SALT LAKE CITY — Utah reservoirs hit by five years of drought are struggling after an arid August.

Some reservoirs are close to empty, and others have dropped by upward of 20 percent according to federal data, the Deseret News reported (

Almost 60 percent of Utah is extremely dry, the U.S. Drought Monitor says.

Shallow water is causing health and safety warnings on some waterways. An algal bloom is growing in the low water at Utah Lake, and it spread to the Jordan River. Scofield Reservoir is closed, and Payson Lakes has also been affected.

The Utah Division of Parks and Recreation advised boaters to launch into the low water at Yuba Lake at their own risk.

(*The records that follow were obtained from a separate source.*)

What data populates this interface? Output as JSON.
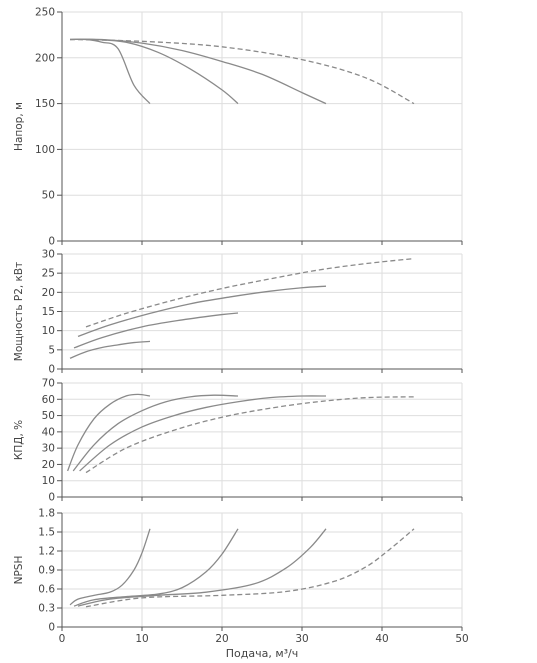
{
  "chart_data": [
    {
      "id": "head",
      "type": "line",
      "ylabel": "Напор, м",
      "ylim": [
        0,
        250
      ],
      "yticks": [
        0,
        50,
        100,
        150,
        200,
        250
      ],
      "xlim": [
        0,
        50
      ],
      "grid": true,
      "series": [
        {
          "style": "solid",
          "points": [
            [
              1,
              220
            ],
            [
              3,
              220
            ],
            [
              5,
              217
            ],
            [
              7,
              210
            ],
            [
              9,
              170
            ],
            [
              11,
              150
            ]
          ]
        },
        {
          "style": "solid",
          "points": [
            [
              1,
              220
            ],
            [
              4,
              220
            ],
            [
              8,
              217
            ],
            [
              12,
              206
            ],
            [
              16,
              188
            ],
            [
              20,
              165
            ],
            [
              22,
              150
            ]
          ]
        },
        {
          "style": "solid",
          "points": [
            [
              1,
              220
            ],
            [
              5,
              220
            ],
            [
              10,
              216
            ],
            [
              15,
              208
            ],
            [
              20,
              196
            ],
            [
              25,
              182
            ],
            [
              30,
              162
            ],
            [
              33,
              150
            ]
          ]
        },
        {
          "style": "dashed",
          "points": [
            [
              1,
              220
            ],
            [
              10,
              218
            ],
            [
              20,
              212
            ],
            [
              30,
              198
            ],
            [
              38,
              178
            ],
            [
              44,
              150
            ]
          ]
        }
      ]
    },
    {
      "id": "power",
      "type": "line",
      "ylabel": "Мощность P2, кВт",
      "ylim": [
        0,
        30
      ],
      "yticks": [
        0,
        5,
        10,
        15,
        20,
        25,
        30
      ],
      "xlim": [
        0,
        50
      ],
      "grid": true,
      "series": [
        {
          "style": "solid",
          "points": [
            [
              1,
              2.8
            ],
            [
              3,
              4.5
            ],
            [
              5,
              5.6
            ],
            [
              7,
              6.3
            ],
            [
              9,
              6.9
            ],
            [
              11,
              7.2
            ]
          ]
        },
        {
          "style": "solid",
          "points": [
            [
              1.5,
              5.5
            ],
            [
              5,
              8.2
            ],
            [
              10,
              11
            ],
            [
              15,
              12.8
            ],
            [
              20,
              14.2
            ],
            [
              22,
              14.6
            ]
          ]
        },
        {
          "style": "solid",
          "points": [
            [
              2,
              8.5
            ],
            [
              6,
              11.5
            ],
            [
              11,
              14.5
            ],
            [
              16,
              17
            ],
            [
              21,
              18.8
            ],
            [
              26,
              20.3
            ],
            [
              30,
              21.2
            ],
            [
              33,
              21.6
            ]
          ]
        },
        {
          "style": "dashed",
          "points": [
            [
              3,
              11
            ],
            [
              8,
              14.5
            ],
            [
              14,
              18
            ],
            [
              20,
              21
            ],
            [
              26,
              23.5
            ],
            [
              32,
              25.8
            ],
            [
              38,
              27.5
            ],
            [
              44,
              28.8
            ]
          ]
        }
      ]
    },
    {
      "id": "efficiency",
      "type": "line",
      "ylabel": "КПД, %",
      "ylim": [
        0,
        70
      ],
      "yticks": [
        0,
        10,
        20,
        30,
        40,
        50,
        60,
        70
      ],
      "xlim": [
        0,
        50
      ],
      "grid": true,
      "series": [
        {
          "style": "solid",
          "points": [
            [
              0.7,
              16
            ],
            [
              2,
              32
            ],
            [
              4,
              48
            ],
            [
              6,
              57
            ],
            [
              8,
              62
            ],
            [
              9.5,
              63
            ],
            [
              11,
              62
            ]
          ]
        },
        {
          "style": "solid",
          "points": [
            [
              1.4,
              16
            ],
            [
              4,
              32
            ],
            [
              7,
              45
            ],
            [
              10,
              53
            ],
            [
              13,
              58.5
            ],
            [
              16,
              61.5
            ],
            [
              19,
              62.5
            ],
            [
              22,
              62
            ]
          ]
        },
        {
          "style": "solid",
          "points": [
            [
              2.2,
              16
            ],
            [
              6,
              32
            ],
            [
              10,
              43
            ],
            [
              14,
              50
            ],
            [
              18,
              55
            ],
            [
              22,
              58.5
            ],
            [
              26,
              61
            ],
            [
              30,
              62
            ],
            [
              33,
              62
            ]
          ]
        },
        {
          "style": "dashed",
          "points": [
            [
              3,
              15
            ],
            [
              8,
              30
            ],
            [
              14,
              41
            ],
            [
              20,
              49
            ],
            [
              26,
              54.5
            ],
            [
              32,
              58.5
            ],
            [
              38,
              61
            ],
            [
              44,
              61.5
            ]
          ]
        }
      ]
    },
    {
      "id": "npsh",
      "type": "line",
      "ylabel": "NPSH",
      "ylim": [
        0,
        1.8
      ],
      "yticks": [
        0,
        0.3,
        0.6,
        0.9,
        1.2,
        1.5,
        1.8
      ],
      "yticklabels": [
        "0",
        "0.3",
        "0.6",
        "0.9",
        "1.2",
        "1.5",
        "1.8"
      ],
      "xlim": [
        0,
        50
      ],
      "xticks": [
        0,
        10,
        20,
        30,
        40,
        50
      ],
      "xlabel": "Подача, м³/ч",
      "grid": true,
      "series": [
        {
          "style": "solid",
          "points": [
            [
              1,
              0.35
            ],
            [
              2,
              0.44
            ],
            [
              4,
              0.5
            ],
            [
              6,
              0.55
            ],
            [
              7.5,
              0.66
            ],
            [
              9,
              0.9
            ],
            [
              10,
              1.17
            ],
            [
              11,
              1.55
            ]
          ]
        },
        {
          "style": "solid",
          "points": [
            [
              1.5,
              0.33
            ],
            [
              4,
              0.43
            ],
            [
              8,
              0.48
            ],
            [
              12,
              0.52
            ],
            [
              15,
              0.62
            ],
            [
              18,
              0.87
            ],
            [
              20,
              1.15
            ],
            [
              22,
              1.55
            ]
          ]
        },
        {
          "style": "solid",
          "points": [
            [
              2,
              0.33
            ],
            [
              6,
              0.44
            ],
            [
              12,
              0.5
            ],
            [
              18,
              0.55
            ],
            [
              24,
              0.68
            ],
            [
              28,
              0.93
            ],
            [
              31,
              1.25
            ],
            [
              33,
              1.55
            ]
          ]
        },
        {
          "style": "dashed",
          "points": [
            [
              3,
              0.32
            ],
            [
              10,
              0.46
            ],
            [
              20,
              0.5
            ],
            [
              28,
              0.56
            ],
            [
              34,
              0.72
            ],
            [
              38,
              0.95
            ],
            [
              41,
              1.23
            ],
            [
              44,
              1.55
            ]
          ]
        }
      ]
    }
  ]
}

Limited rain this year is compounding the usual summertime drop in reservoir levels, state parks official Ty Hunter said.

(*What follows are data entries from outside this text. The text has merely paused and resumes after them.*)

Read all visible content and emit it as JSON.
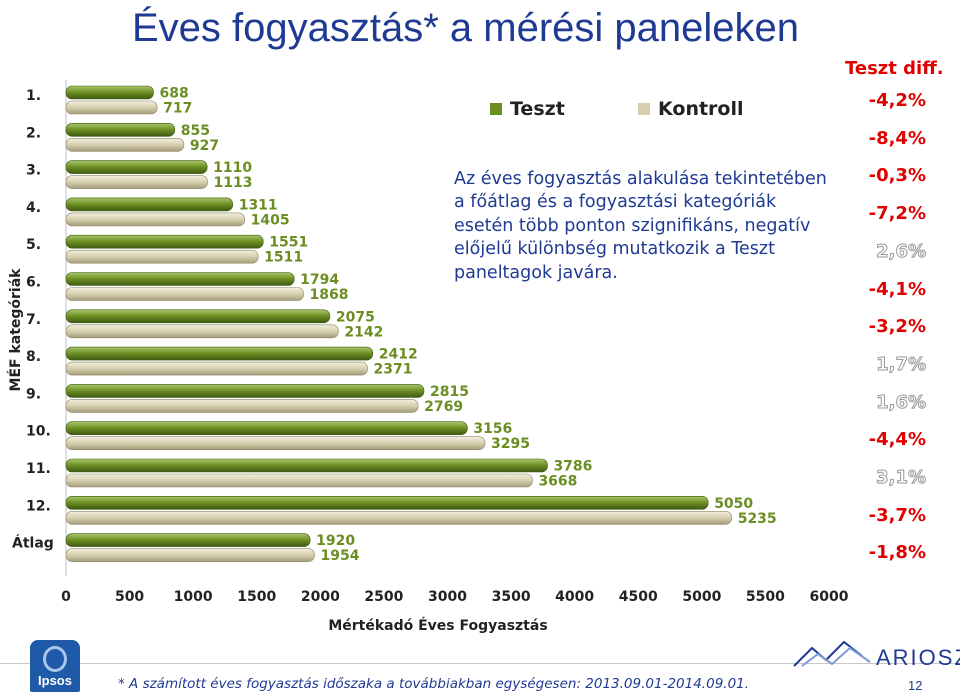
{
  "title": "Éves fogyasztás* a mérési paneleken",
  "annotation": "Az éves fogyasztás alakulása tekintetében a főátlag és a fogyasztási kategóriák esetén több ponton szignifikáns, negatív előjelű különbség mutatkozik a Teszt paneltagok javára.",
  "diff_header": "Teszt diff.",
  "diffs": [
    "-4,2%",
    "-8,4%",
    "-0,3%",
    "-7,2%",
    "2,6%",
    "-4,1%",
    "-3,2%",
    "1,7%",
    "1,6%",
    "-4,4%",
    "3,1%",
    "-3,7%",
    "-1,8%"
  ],
  "footnote": "* A számított éves fogyasztás időszaka a továbbiakban egységesen: 2013.09.01-2014.09.01.",
  "logo_left": "Ipsos",
  "logo_right": "ARIOSZ",
  "page_number": "12",
  "colors": {
    "teszt": "#6b8e23",
    "kontroll": "#d6cfb0",
    "label": "#6b8e23",
    "axis_text": "#222222",
    "title": "#1f3a93",
    "negative": "#e00000"
  },
  "chart_data": {
    "type": "bar",
    "orientation": "horizontal",
    "categories": [
      "1.",
      "2.",
      "3.",
      "4.",
      "5.",
      "6.",
      "7.",
      "8.",
      "9.",
      "10.",
      "11.",
      "12.",
      "Átlag"
    ],
    "series": [
      {
        "name": "Teszt",
        "values": [
          688,
          855,
          1110,
          1311,
          1551,
          1794,
          2075,
          2412,
          2815,
          3156,
          3786,
          5050,
          1920
        ]
      },
      {
        "name": "Kontroll",
        "values": [
          717,
          927,
          1113,
          1405,
          1511,
          1868,
          2142,
          2371,
          2769,
          3295,
          3668,
          5235,
          1954
        ]
      }
    ],
    "xlabel": "Mértékadó Éves Fogyasztás",
    "ylabel": "MÉF kategóriák",
    "xlim": [
      0,
      6000
    ],
    "xticks": [
      0,
      500,
      1000,
      1500,
      2000,
      2500,
      3000,
      3500,
      4000,
      4500,
      5000,
      5500,
      6000
    ],
    "legend_position": "top-right"
  }
}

“This summer has been bleak on rain,” Hunter said. “We are starting to feel it in a couple of our reservoirs.”

Less than a quarter inch of rain fell in northern Utah last month, and an average of less than an inch of rain fell statewide.

Reservoir storage dropped 9 percent over the course of a month. Reservoirs that filled just over half their storage capacity toward the end of summer last year are now at 47 percent.

The U.S. Department of Agriculture Natural Resources Conservation Service released the report last week.